Giuliano Carnimeo (Anthony Ascott)



Giuliano Carnimeo, who died last saturday, September 10, aged  84, in Rome, is best known to large audiences for his Sartana movies starring Gianni Garko (three times) and George Hilton (once), but he was a very versatile director, active within genres as various as giallo, science fiction and erotic comedy (Commedia sexy all'italiana). Like most Italians working within the genre industry he chose an anglicized pseudonym: Anthony Ascott

Carnimeo took over the Sartana franchise from Giancarlo Parolini (who had invented the character) after Parolini had fallen out with producer Aldo Addobati; he pushed the series into a more satirical direction, turning Sartana into a Houdini-like illusionist, equipped with outlandish props and gadgets. In an obituary on an Italian website he was called l’inventatore del western comico, the inventor of the Italian western comedy style. In 1968, several years before Barboni scored his striking successes with the Trinity movies, Carnimeo had made the serio comic The Moment to Kill, a movie that offered the blueprint for the Trinity formula with a combination of a good-looking, cheerful gunman (George Hilton) and a bulldozer type of side-kick (Walter Barnes)

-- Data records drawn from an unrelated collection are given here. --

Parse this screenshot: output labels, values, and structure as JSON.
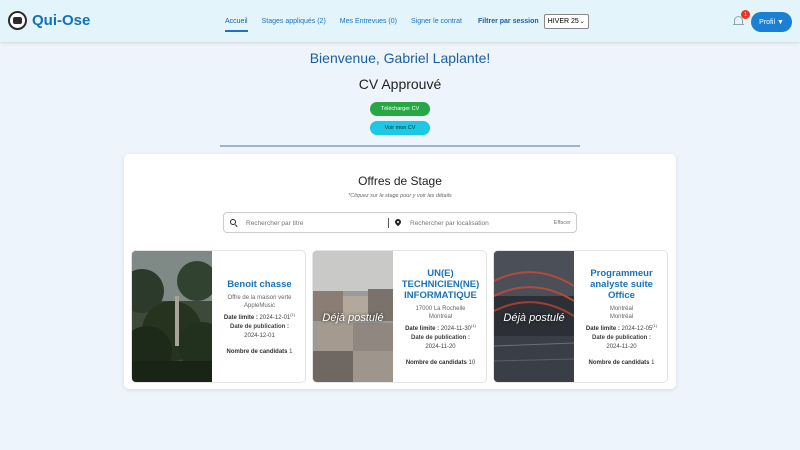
{
  "nav": {
    "brand": "Qui-Ose",
    "links": [
      {
        "label": "Accueil",
        "active": true
      },
      {
        "label": "Stages appliqués (2)",
        "active": false
      },
      {
        "label": "Mes Entrevues (0)",
        "active": false
      },
      {
        "label": "Signer le contrat",
        "active": false
      }
    ],
    "filter_label": "Filtrer par session",
    "session_value": "HIVER 25",
    "notification_count": "1",
    "profile_label": "Profil ▼"
  },
  "welcome": "Bienvenue, Gabriel Laplante!",
  "cv_status": "CV Approuvé",
  "buttons": {
    "download": "Télécharger CV",
    "view": "Voir mon CV"
  },
  "offers": {
    "title": "Offres de Stage",
    "subtitle": "*Cliquez sur le stage pour y voir les détails",
    "search_placeholder": "Rechercher par titre",
    "location_placeholder": "Rechercher par localisation",
    "clear_label": "Effacer",
    "applied_label": "Déjà postulé",
    "date_limit_label": "Date limite :",
    "pub_label": "Date de publication :",
    "candidates_label": "Nombre de candidats",
    "cards": [
      {
        "title": "Benoit chasse",
        "line1": "Offre de la maison verte",
        "line2": "AppleMusic",
        "deadline": "2024-12-01",
        "deadline_sup": "(1)",
        "published": "2024-12-01",
        "candidates": "1",
        "applied": false
      },
      {
        "title": "UN(E) TECHNICIEN(NE) INFORMATIQUE",
        "line1": "17000 La Rochelle",
        "line2": "Montréal",
        "deadline": "2024-11-30",
        "deadline_sup": "(1)",
        "published": "2024-11-20",
        "candidates": "10",
        "applied": true
      },
      {
        "title": "Programmeur analyste suite Office",
        "line1": "Montréal",
        "line2": "Montréal",
        "deadline": "2024-12-05",
        "deadline_sup": "(1)",
        "published": "2024-11-20",
        "candidates": "1",
        "applied": true
      }
    ]
  },
  "colors": {
    "brand": "#1473b8",
    "download_button": "#28a745",
    "view_button": "#1cc8e3",
    "profile_button": "#1b80d4",
    "badge": "#e32222"
  }
}
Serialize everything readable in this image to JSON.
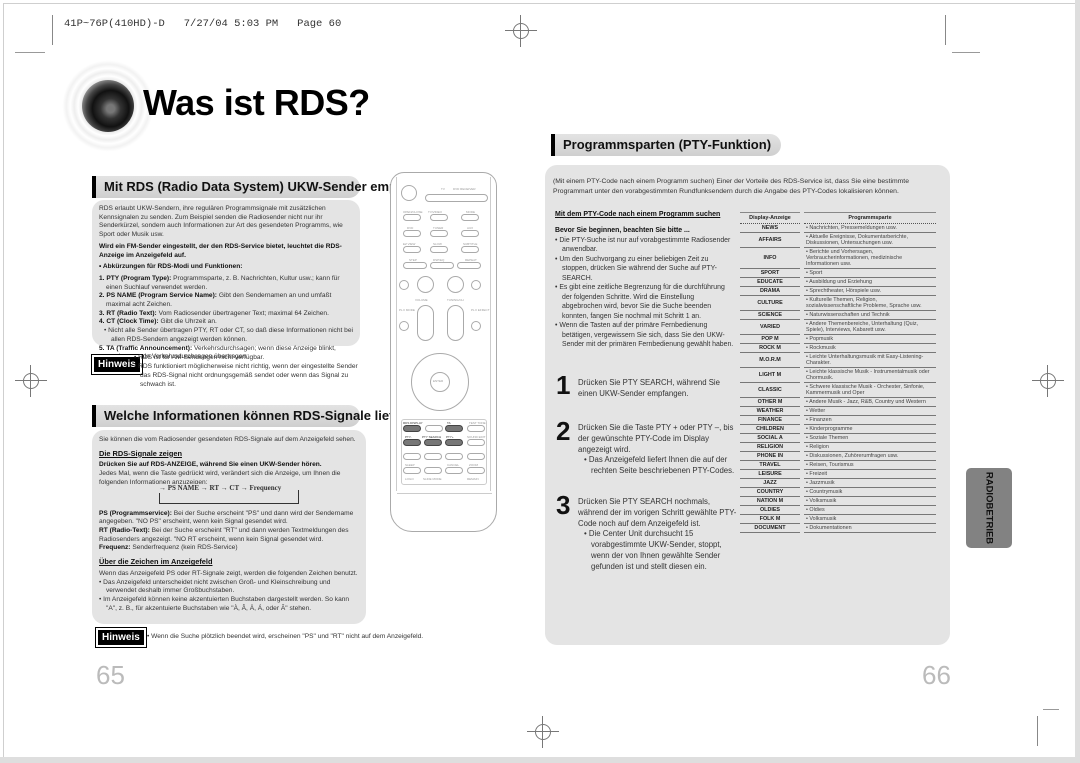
{
  "print_header": "41P~76P(410HD)-D   7/27/04 5:03 PM   Page 60",
  "title": "Was ist RDS?",
  "left": {
    "section1": {
      "heading": "Mit RDS (Radio Data System) UKW-Sender empfangen",
      "intro": "RDS erlaubt UKW-Sendern, ihre regulären Programmsignale mit zusätzlichen Kennsignalen zu senden. Zum Beispiel senden die Radiosender nicht nur ihr Senderkürzel, sondern auch Informationen zur Art des gesendeten Programms, wie Sport oder Musik usw.",
      "bold_note": "Wird ein FM-Sender eingestellt, der den RDS-Service bietet, leuchtet die RDS-Anzeige im Anzeigefeld auf.",
      "abbr_heading": "• Abkürzungen für RDS-Modi und Funktionen:",
      "items": [
        {
          "term": "1. PTY (Program Type):",
          "text": " Programmsparte, z. B. Nachrichten, Kultur usw.; kann für einen Suchlauf verwendet werden."
        },
        {
          "term": "2. PS NAME (Program Service Name):",
          "text": " Gibt den Sendernamen an und umfaßt maximal acht Zeichen."
        },
        {
          "term": "3. RT (Radio Text):",
          "text": " Vom Radiosender übertragener Text; maximal 64 Zeichen."
        },
        {
          "term": "4. CT (Clock Time):",
          "text": " Gibt die Uhrzeit an."
        },
        {
          "term": "",
          "text": "• Nicht alle Sender übertragen PTY, RT oder CT, so daß diese Informationen nicht bei allen RDS-Sendern angezeigt werden können."
        },
        {
          "term": "5. TA (Traffic Announcement):",
          "text": " Verkehrsdurchsagen; wenn diese Anzeige blinkt, werden gerade Verkehrsdurchsagen übertragen."
        }
      ]
    },
    "hint1": {
      "label": "Hinweis",
      "bullets": [
        "• RDS ist für AM-Sendungen nicht  verfügbar.",
        "• RDS funktioniert möglicherweise nicht richtig, wenn der eingestellte Sender das RDS-Signal nicht ordnungsgemäß sendet oder wenn das Signal zu schwach ist."
      ]
    },
    "section2": {
      "heading": "Welche Informationen können RDS-Signale liefern?",
      "intro": "Sie können die vom Radiosender gesendeten RDS-Signale auf dem Anzeigefeld sehen.",
      "sub1_heading": "Die RDS-Signale zeigen",
      "sub1_bold": "Drücken Sie auf RDS-ANZEIGE, während Sie einen UKW-Sender hören.",
      "sub1_text": "Jedes Mal, wenn die Taste gedrückt wird, verändert sich die Anzeige, um Ihnen die folgenden Informationen anzuzeigen:",
      "sequence": "→ PS NAME → RT → CT → Frequency",
      "defs": [
        {
          "term": "PS (Programmservice):",
          "text": " Bei der Suche erscheint \"PS\" und dann wird der Sendername angegeben. \"NO PS\" erscheint, wenn kein Signal gesendet wird."
        },
        {
          "term": "RT (Radio-Text):",
          "text": " Bei der Suche erscheint \"RT\" und dann werden Textmeldungen des Radiosenders angezeigt. \"NO RT erscheint, wenn kein Signal gesendet wird."
        },
        {
          "term": "Frequenz:",
          "text": " Senderfrequenz (kein RDS-Service)"
        }
      ],
      "sub2_heading": "Über die Zeichen im Anzeigefeld",
      "sub2_text": "Wenn das Anzeigefeld PS oder RT-Signale zeigt, werden die folgenden Zeichen benutzt.",
      "sub2_bullets": [
        "• Das Anzeigefeld unterscheidet nicht zwischen Groß- und Kleinschreibung und verwendet deshalb immer Großbuchstaben.",
        "• Im Anzeigefeld können keine akzentuierten Buchstaben dargestellt werden. So kann \"A\", z. B., für akzentuierte Buchstaben wie \"À, Â, Ä, Á, oder Ã\" stehen."
      ]
    },
    "hint2": {
      "label": "Hinweis",
      "text": "• Wenn die Suche plötzlich beendet wird, erscheinen \"PS\" und \"RT\" nicht auf dem Anzeigefeld."
    },
    "page_number": "65"
  },
  "remote": {
    "labels": [
      "TV",
      "DVD RECEIVER",
      "OPEN/CLOSE",
      "TV/VIDEO",
      "MODE",
      "DVD",
      "TUNER",
      "AUX",
      "EZ VIEW",
      "SLOW",
      "SUBTITLE",
      "STEP",
      "DSP/EQ",
      "REPEAT",
      "VOLUME",
      "TUNING/CH",
      "PL II MODE",
      "PL II EFFECT",
      "ENTER",
      "RDS DISPLAY",
      "TA",
      "TEST TONE",
      "PTY-",
      "PTY SEARCH",
      "PTY+",
      "SOUND EDIT",
      "SLEEP",
      "CANCEL",
      "ZOOM",
      "LOGO",
      "SLIDE MODE",
      "REMAIN"
    ]
  },
  "right": {
    "heading": "Programmsparten (PTY-Funktion)",
    "intro": "(Mit einem PTY-Code nach einem Programm suchen) Einer der Vorteile des RDS-Service ist, dass Sie eine bestimmte Programmart unter den vorabgestimmten Rundfunksendern durch die Angabe des PTY-Codes lokalisieren können.",
    "search_heading": "Mit dem PTY-Code nach einem Programm suchen",
    "before_heading": "Bevor Sie beginnen, beachten Sie bitte ...",
    "before_bullets": [
      "• Die PTY-Suche ist nur auf vorabgestimmte Radiosender anwendbar.",
      "• Um den Suchvorgang zu einer beliebigen Zeit zu stoppen, drücken Sie während der Suche auf PTY-SEARCH.",
      "• Es gibt eine zeitliche Begrenzung für die durchführung der folgenden Schritte. Wird die Einstellung abgebrochen wird, bevor Sie die Suche beenden konnten, fangen Sie nochmal mit Schritt 1 an.",
      "• Wenn die Tasten auf der primäre Fernbedienung betätigen, vergewissern Sie sich, dass Sie den UKW-Sender mit der primären Fernbedienung gewählt haben."
    ],
    "steps": [
      {
        "num": "1",
        "text": "Drücken Sie PTY SEARCH, während Sie einen UKW-Sender empfangen.",
        "sub": ""
      },
      {
        "num": "2",
        "text": "Drücken Sie die Taste PTY + oder PTY –, bis der gewünschte PTY-Code im Display angezeigt wird.",
        "sub": "• Das Anzeigefeld liefert Ihnen die auf der rechten Seite beschriebenen PTY-Codes."
      },
      {
        "num": "3",
        "text": "Drücken Sie PTY SEARCH nochmals, während der im vorigen Schritt gewählte PTY-Code noch auf dem Anzeigefeld ist.",
        "sub": "• Die Center Unit durchsucht 15 vorabgestimmte UKW-Sender, stoppt, wenn der von Ihnen gewählte Sender gefunden ist und stellt diesen ein."
      }
    ],
    "table": {
      "headers": [
        "Display-Anzeige",
        "Programmsparte"
      ],
      "rows": [
        [
          "NEWS",
          "• Nachrichten, Pressemeldungen usw."
        ],
        [
          "AFFAIRS",
          "• Aktuelle Ereignisse, Dokumentarberichte, Diskussionen, Untersuchungen usw."
        ],
        [
          "INFO",
          "• Berichte und Vorhersagen, Verbraucherinformationen, medizinische Informationen usw."
        ],
        [
          "SPORT",
          "• Sport"
        ],
        [
          "EDUCATE",
          "• Ausbildung und Erziehung"
        ],
        [
          "DRAMA",
          "• Sprechtheater, Hörspiele usw."
        ],
        [
          "CULTURE",
          "• Kulturelle Themen, Religion, sozialwissenschaftliche Probleme, Sprache usw."
        ],
        [
          "SCIENCE",
          "• Naturwissenschaften und Technik"
        ],
        [
          "VARIED",
          "• Andere Themenbereiche, Unterhaltung (Quiz, Spiele), Interviews, Kabarett usw."
        ],
        [
          "POP M",
          "• Popmusik"
        ],
        [
          "ROCK M",
          "• Rockmusik"
        ],
        [
          "M.O.R.M",
          "• Leichte Unterhaltungsmusik mit Easy-Listening-Charakter."
        ],
        [
          "LIGHT M",
          "• Leichte klassische Musik -  Instrumentalmusik oder Chormusik."
        ],
        [
          "CLASSIC",
          "• Schwere klassische Musik - Orchester, Sinfonie, Kammermusik und Oper"
        ],
        [
          "OTHER M",
          "• Andere Musik - Jazz, R&B, Country und Western"
        ],
        [
          "WEATHER",
          "• Wetter"
        ],
        [
          "FINANCE",
          "• Finanzen"
        ],
        [
          "CHILDREN",
          "• Kinderprogramme"
        ],
        [
          "SOCIAL A",
          "• Soziale Themen"
        ],
        [
          "RELIGION",
          "• Religion"
        ],
        [
          "PHONE IN",
          "• Diskussionen, Zuhörerumfragen usw."
        ],
        [
          "TRAVEL",
          "• Reisen, Tourismus"
        ],
        [
          "LEISURE",
          "• Freizeit"
        ],
        [
          "JAZZ",
          "• Jazzmusik"
        ],
        [
          "COUNTRY",
          "• Countrymusik"
        ],
        [
          "NATION M",
          "• Volksmusik"
        ],
        [
          "OLDIES",
          "• Oldies"
        ],
        [
          "FOLK M",
          "• Volksmusik"
        ],
        [
          "DOCUMENT",
          "• Dokumentationen"
        ]
      ]
    },
    "side_tab": "RADIOBETRIEB",
    "page_number": "66"
  }
}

Carnimeo’s first venture into the western genre, was a rather serious spaghetti western, Find a Place to Die. It’s not a masterpiece, but for some reason it’s very dear to me: it’s one of those movies I return to on a regular base, because they give me the right feeling, the feeling that ‚I’m home’, that is: home with my favorite genre. Apart from all this, the film is remarkable for a couple of specific reasons:

a) It’s one of the very few Italian westerns without a single scène shot in one of the Roman western towns (Elios, Cinécittà, Di Paolis, etc.): the movie is entirely shot on location (mainly in the Manzanaria area, north-east of Rome)

b) It stars Jeffrey Hunter in one of his last starring roles before his premature death (due to an intracranial hemorrhage) in 1969. At the time Hunter was an almost forgotten Hollywood actor making some easy money in Europe, but twelve years earlier, in 1956, he had appeared as John Wayne’s nephew Martin Pawley in The Searchers

c) It has one of the best scenes Carnimeo ever did: a sultry scene set in improvised saloon (in the middle of nowhere), featuring the incredibly beautiful Daniela Giordana performing the theme song Find a place to die, with Jeffrey Hunter humming some background vocals (Daniela is not really singing; it's actually the voice of Jula de Palma).

The scene:



As said, Carnimeo is best known for his spaghetti westerns featuring the character of Sartana, the James Bond of the spaghetti western. The two Sartana actors, Gianni Garko and George Hilton, were both present at his funeral in Rome. After the service, Garko asked the family of the deceased permission to speak a few words about his old friend, the man he called il piccolo grande uomo di nostro cinema, the great little man of our cinema, little not because he lacked talent but because critics at home and abroad never showed any real interest in his work.

These are some of the words spoken by Garko:

 "All'epoca, quasi cinquant'anni fa, erano centinaia di migliaia gli spettatori che riempivano le sale in Italia e all'estero, oggi, grazie alla diffusione delle copie digitali, la platea è diventata ancora più vasta, e le schiere dei fans dei suoi film ora più che mai continuano a guardare e gioire con le storie raccontate da lui, Antony Ascott. Giuliano prediligeva le scene con sfumature ironiche, quando trovava una gag, rideva di gusto, molto divertito. Sul set si mostrava deciso, netto, aveva idee chiare, mai rigide, grande dimestichezza con gli attori."

(At the time, some fifty years ago, hundreds of thousands moviegoers watched the movies in cinemas in Italy and abroad, and today, thanks to the availability of the movies on DVD, the audiences have become even larger and a growing number of fans keep watching and are enjoying those stories told by him, Anthony Ascott. Giuliano liked to add an ironic touch to his scenes, and when he had found a gag, he laughed out loud, enjoying himself very well. On the set he was always strict, correct, his ideas were always clear and outspoken, but never rigid, and he always worked on a good relationship with his actors.)